Should a tattoo of a Japanese koi fish or a Chinese character disqualify a would-be state trooper from patrolling Vermont’s highways? Right now it could. Since 2007, the Vermont State Police has banned visible tattoos on troopers.
“We were seeing people enter our [recruitment] process where they had sleeves of tattoos down their arms, or tattoos on the back of their neck or maybe even on their face,” explains Capt. Dave Notte, the VSP’s current staff operations officer. “Appearance is very, very important to us, because we don’t want our appearance to jeopardize the public’s trust and confidence in us. It just didn’t look professional.”
But as tattoos have become more mainstream, the state police force is looking to revise that policy, citing an anticipated shortage of troopers and the difficulty of recruiting new talent. There’s concern that current policies aren’t welcoming of war veterans, many of whom returned with tattoos memorializing their time in Iraq and Afghanistan.
In the next five years, the state police will need to hire 120 new troopers to fill vacancies anticipated from retirements and regular turnover. That’s more than a third of VSP’s authorized force of 327.

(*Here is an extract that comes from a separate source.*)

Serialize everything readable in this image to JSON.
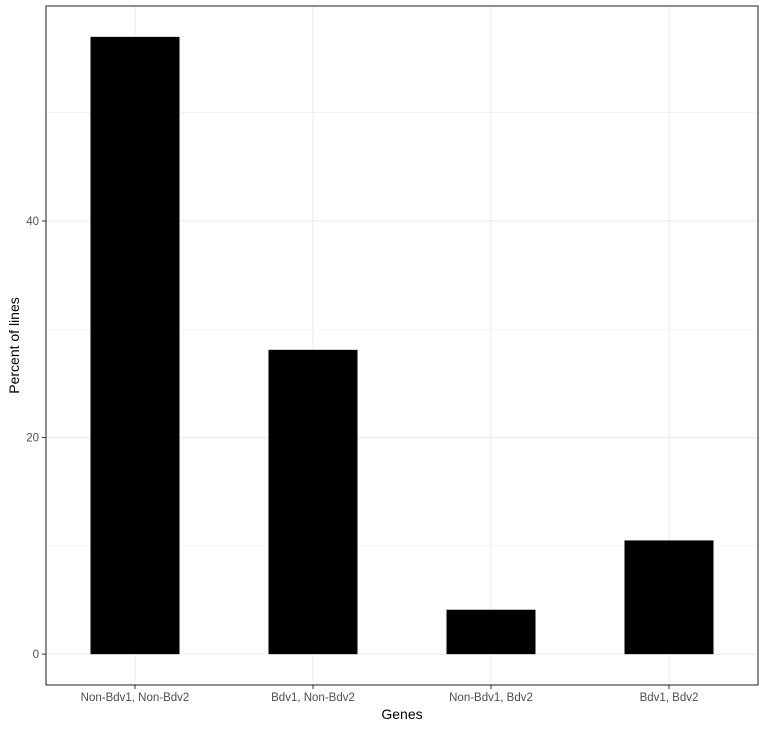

“We feel we’re losing quality candidates” because of the tattoo policy, says Notte. At least one would-be trooper withdrew his application from the VSP rather than remove his tattoo, a costly procedure that isn’t always successful, Notte says.
The VSP wants to revise its policy before January, when its new class of recruits starts at the police academy. Notte can’t yet say which tattoo designs — or spots on the body — would be acceptable for state troopers. But he says the VSP plans to review the body-art policies in various branches of the military and at police departments around the country.
The Army forbids any tattoos that are extremist, racist or sexist, as well as ink on the face, head or neck above the collar; the Virginia State Police adds the ears, nose, eyebrows and tongue to that list of prohibited places. In Great Falls, Montana, tattoos that are obscene, sexually suggestive, drug related or “political in nature” keep you off the force.
The Palm Beach County sheriff’s office limits officers to one tattoo on each arm that can be no bigger than 3 inches by 3 inches.
Vermont largest police departments, by contrast, have few if any rules about police tattoos and report no problems stemming from inked officers. Rutland City Police Capt. Scott Tucker estimates 10 percent of the force has tattoos.
“We’re very open-minded about it,” says Tucker, a 33-year veteran. “Certainly we’re more interested in what’s inside the individual’s heart and brain, and how they act in public.”
Burlington Police Department has a handful of officers with visible tattoos — mostly of the yin-yang variety — but no official policy, says Lt. Bruce Bovat, who notes that offensive tattoos, such as a swastika, would not be allowed on the force.
The department does have grooming standards that govern, among other things, mustache length.
Like Tucker, Bovat says he’s largely unconcerned about the image tattooed officers might project to the public.
“You want officers that reflect society, and a lot of good people out there have tattoos,” he says. “I wouldn’t think that a tattoo in itself would have any positive or negative connotations.”
Ivan Hess, a tattoo artist at Vermont Custom Tattoo and Piercing in Burlington, has worked with a number of police officers — including one client on the Rutland police force who commissioned a full-sleeve tattoo with intricate Japanese imagery. Hess doesn’t believe tattooed police officers project a lack of professionalism, commenting, “I mean, what are you projecting with a koi fish?”
Hess says tattoos have become common among professionals, noting that he’s inked up a number of school teachers as well as “a pretty extensively tattooed” member of the upper management team at Gifford Memorial Hospital.
“People figure doctors, lawyers and police officers don’t have tattoos,” says Eric Henshaw, who co-owns Yankee Tattoo on Pearl Street in Burlington. “The stigma and the belief is that they’re coming from an environment and going into a profession that isn’t normally tattooed, but that just isn’t true.”
Henshaw points out that it may be harder for police agencies — or any employer, for that matter — to pass on tattooed employees given just how many Americans are opting to get inked. According to a 2010 poll from Pew Research, 23 percent of Americans have a tattoo, and 38 percent of so-called “Millenials” have at least one. The numbers are even higher at the Winooski Police Department, where Chief Steve McQueen estimates half his officers have at least one tattoo.
For law enforcement agencies, an overly restrictive tattoo policy can add one more hurdle to a recruitment policy that is already tough to pass. Recruits have to successfully complete a written exam from the Vermont Police Academy, similar to an SAT test, as well as a personality test, physical fitness exam, a polygraph test and full background check.
The whole process can take anywhere from four to six months, and departments lose recruits at every step along the way — particularly the polygraph exam, which Notte says includes questions of about criminal behavior and “acts of moral turpitude.”
He declined to elaborate on what activities might constitute moral turpitude. But come January, there’s a good chance sporting a tattoo won’t be among them.
Seven Days intern Meredith White contributed reporting to this story.